On 12/02/2016 11:57, Emil Dotchevski wrote:
> It appears that you think that C++ exceptions are "unusual" in the same way
> OS exceptions are unusual: the OS detected something bad going on and
> raises an exception, as many OSes do for example in the case of
> dereferencing a null pointer. That's not at all what C++ exceptions are.
> They are in fact specifically designed to replace the need to return error
> codes, so that handling errors is simpler, safer and more testable.

Perhaps I'm biased by mostly developing on Windows+MSVC, but since that
implements C++ exceptions by raising OS exceptions, and OS exceptions
can be caught and processed just like C++ exceptions, I don't see any
distinction between the two. (Though I'm aware that the OS exception
handling mechanism is much more broken on non-Windows.)

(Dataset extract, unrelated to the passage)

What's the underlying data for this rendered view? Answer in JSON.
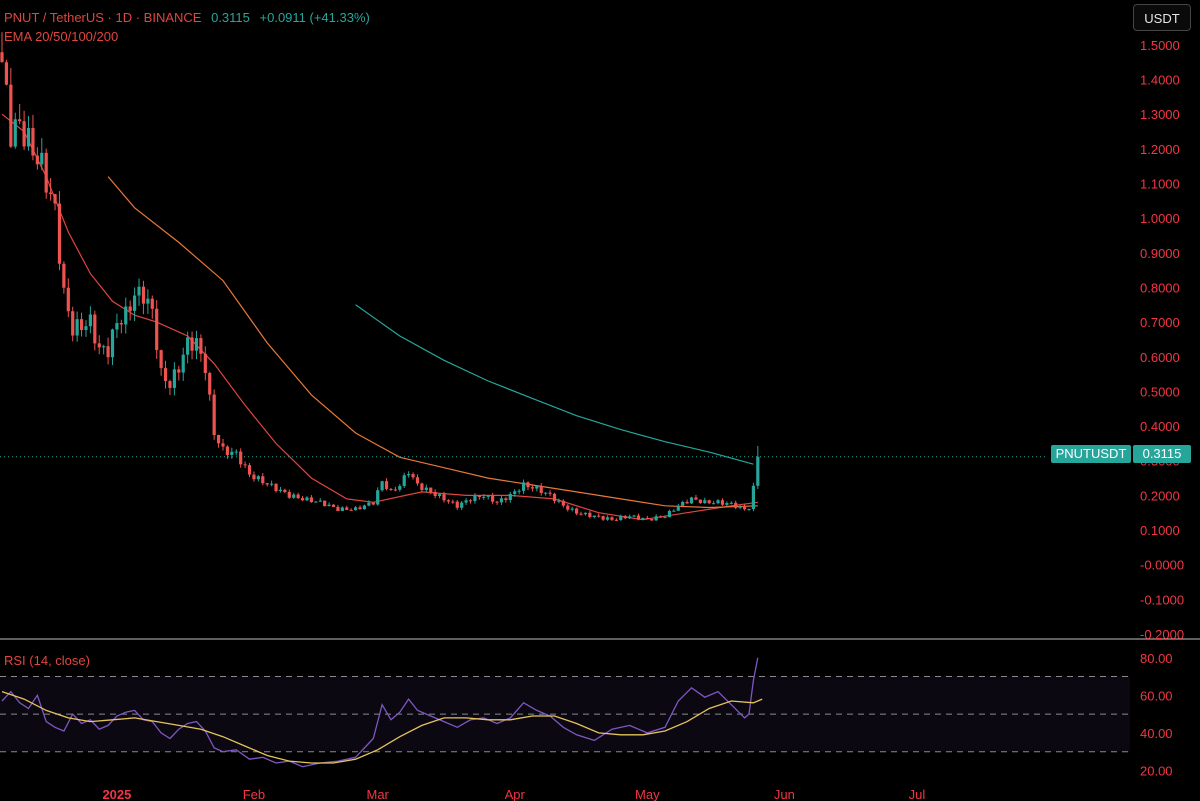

And yes, I think that exceptions should be reserved for unexpected
cases. If a method has a case where it is expected to sometimes not
produce a value, then it should use optional<T> or similar.

> As for shared_ptr::operator*, I know it could be made to throw, but that
> would be incorrect design. I mentioned shared_ptr to make the point that
> you're wrong that this kind of design decision can not be made in generic
> C++ code. STL too is full of generic functions that throw to indicate a
> failure, and others that do not, without giving the user a choice. Even at
> the language level, consider that in C++ constructors don't give you the
> option to return an error code, the only way for them to fail is by
> throwing. Why? Because that is the correct design.

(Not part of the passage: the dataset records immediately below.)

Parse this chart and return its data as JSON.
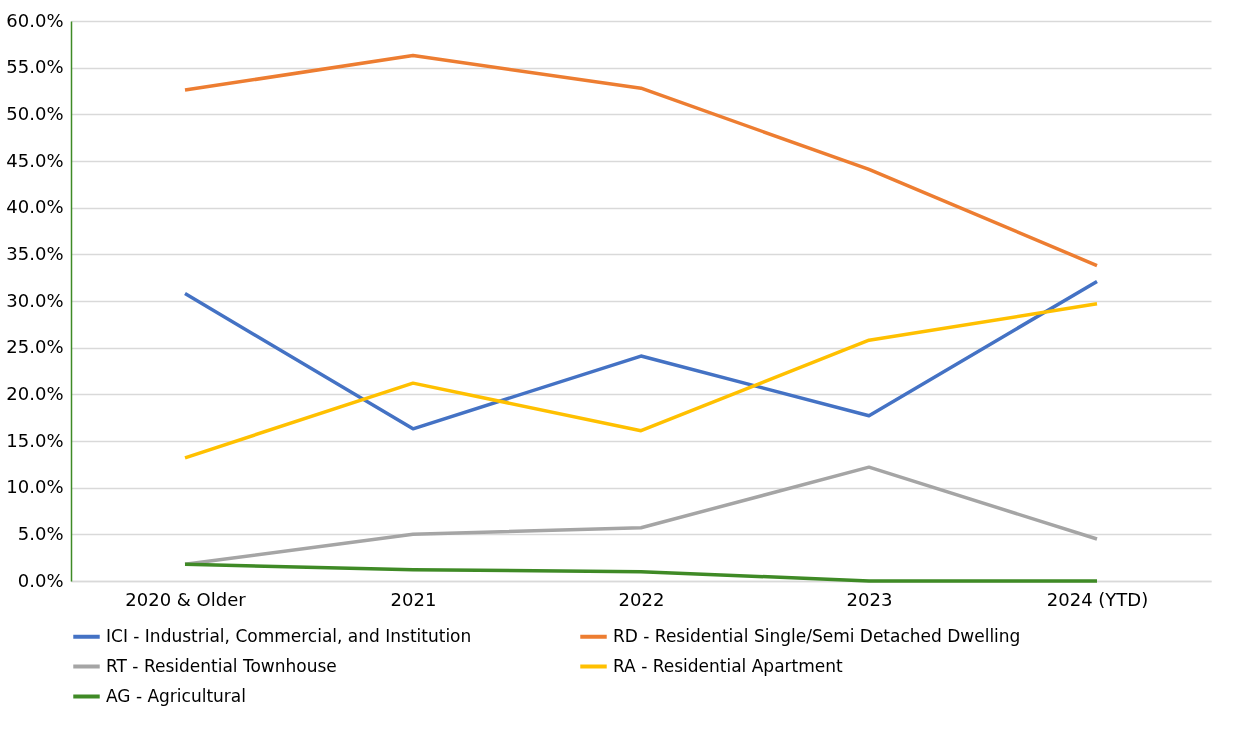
{
  "chart_data": {
    "type": "line",
    "categories": [
      "2020 & Older",
      "2021",
      "2022",
      "2023",
      "2024 (YTD)"
    ],
    "series": [
      {
        "name": "ICI - Industrial, Commercial, and Institution",
        "color": "#4472c4",
        "values": [
          30.8,
          16.3,
          24.1,
          17.7,
          32.1
        ]
      },
      {
        "name": "RD - Residential Single/Semi Detached Dwelling",
        "color": "#ed7d31",
        "values": [
          52.6,
          56.3,
          52.8,
          44.1,
          33.8
        ]
      },
      {
        "name": "RT - Residential Townhouse",
        "color": "#a5a5a5",
        "values": [
          1.8,
          5.0,
          5.7,
          12.2,
          4.5
        ]
      },
      {
        "name": "RA - Residential Apartment",
        "color": "#ffc000",
        "values": [
          13.2,
          21.2,
          16.1,
          25.8,
          29.7
        ]
      },
      {
        "name": "AG - Agricultural",
        "color": "#3f8a26",
        "values": [
          1.8,
          1.2,
          1.0,
          0,
          0
        ]
      }
    ],
    "ylim": [
      0,
      60
    ],
    "yticks": [
      {
        "value": 0,
        "label": "0.0%"
      },
      {
        "value": 5,
        "label": "5.0%"
      },
      {
        "value": 10,
        "label": "10.0%"
      },
      {
        "value": 15,
        "label": "15.0%"
      },
      {
        "value": 20,
        "label": "20.0%"
      },
      {
        "value": 25,
        "label": "25.0%"
      },
      {
        "value": 30,
        "label": "30.0%"
      },
      {
        "value": 35,
        "label": "35.0%"
      },
      {
        "value": 40,
        "label": "40.0%"
      },
      {
        "value": 45,
        "label": "45.0%"
      },
      {
        "value": 50,
        "label": "50.0%"
      },
      {
        "value": 55,
        "label": "55.0%"
      },
      {
        "value": 60,
        "label": "60.0%"
      }
    ],
    "grid": "y",
    "legend": "bottom",
    "marker": "none",
    "line_style": "solid"
  }
}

The only reason that shared_ptr::operator* does not throw is that the
class author decided that this is likely a hot path and the calling code
has *probably* already checked for null, so it is more *efficient* to
omit the check entirely (and cause undefined behavior if called in
violation of that assumption). As such an assert is used to *hopefully*
catch those violations, but there are only limited cases in which it
will do so. Checking and throwing will always be more *safe/correct*,
but for this particular method the author chose to prioritise efficiency
over safety.

(Although shared_ptr has an additional bias -- if the operator*
precondition is violated then even if the assert is omitted it's almost
certainly going to immediately cause an OS fault anyway due to a null
(or nearly-null) pointer access -- which is arguably equivalent to
always-throw behaviour. Methods on other classes typically won't get
that for free.)

Don't get me wrong, I'm not saying that this is a bad thing. But it can
also get applications into trouble and it is useful to provide both
options. Just look at all the discussion recently about safe numeric
libraries -- that's another case where the language has chosen to value
efficiency over safety, and some applications wish for the reverse.